Confirm identity during onboarding – Once an employee has passed the screening process and is hired, take the opportunity to verify their identity one more time by requiring mandatory in-person onboarding and/or that they show up in person to obtain necessary equipment.
It is very common for an individual committing employment fraud to ask for a laptop, for example, to be shipped to a different address than what was listed on the documents provided during the application process. The reasoning typically is that they have moved or have temporarily relocated. When this red flag comes up, immediately research that new address to verify that it is indeed linked to the individual and doesn’t belong to a third party (who may or may not be in on the fraud).
Using that “spidey-sense” – Sometimes everything looks correct, and there just might be a slight feeling that something is off. It’s easy to talk yourself or your team out of worrying that there is a problem, especially as sometimes those working in the technology and related fields have the reputation of being introverted or of simply keeping to themselves. And you could quickly find out that it was incorrect of you to be suspicious. But it’s worth taking a few easy, non-intrusive steps to follow up on that feeling.
Search for language on their resume – many fraudulent actors have been known to copy and use sections of a resume as their own. Some even copy the whole resume, or the descriptions of work experiences, verbatim. Image searches can also be a valuable tool. If you find multiple personas online with the same image – and not necessarily the same information – it’s time to flag that applicant.
Don’t go it alone – Many teams lack the experience or tools to perform much of this external validation effectively and find that partners can help with external research, while respecting the candidate’s privacy and protecting the company’s interests.

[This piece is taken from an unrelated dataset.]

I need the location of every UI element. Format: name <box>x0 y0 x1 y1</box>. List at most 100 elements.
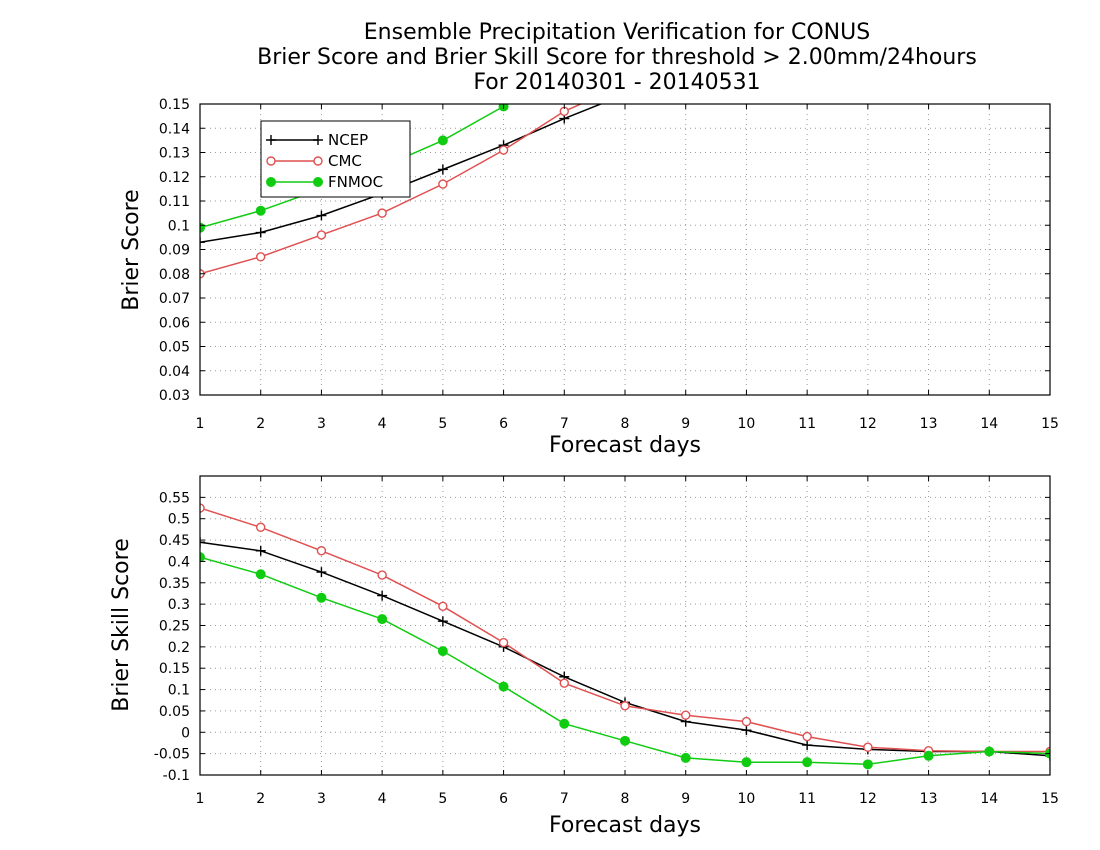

It’s well-known that employment fraud is dangerous – it can lead to data leaks, reputational harm, and operational disruption. Many organizations assume that they’re too small for this to be an issue, or that they’d be able to spot and call out any fraud immediately. Unfortunately, the modern workplace structure makes it even easier for nefarious actors to be successful.
Recent actions by North Korean job applicants have put the spotlight on an issue that comes in a few different varieties, but can still spell disaster for a company. By recognizing the red flags, improving the vetting and onboarding processes for job applicants, and embracing open-source intelligence as a part of your investigation, you can stop employment fraud in its tracks.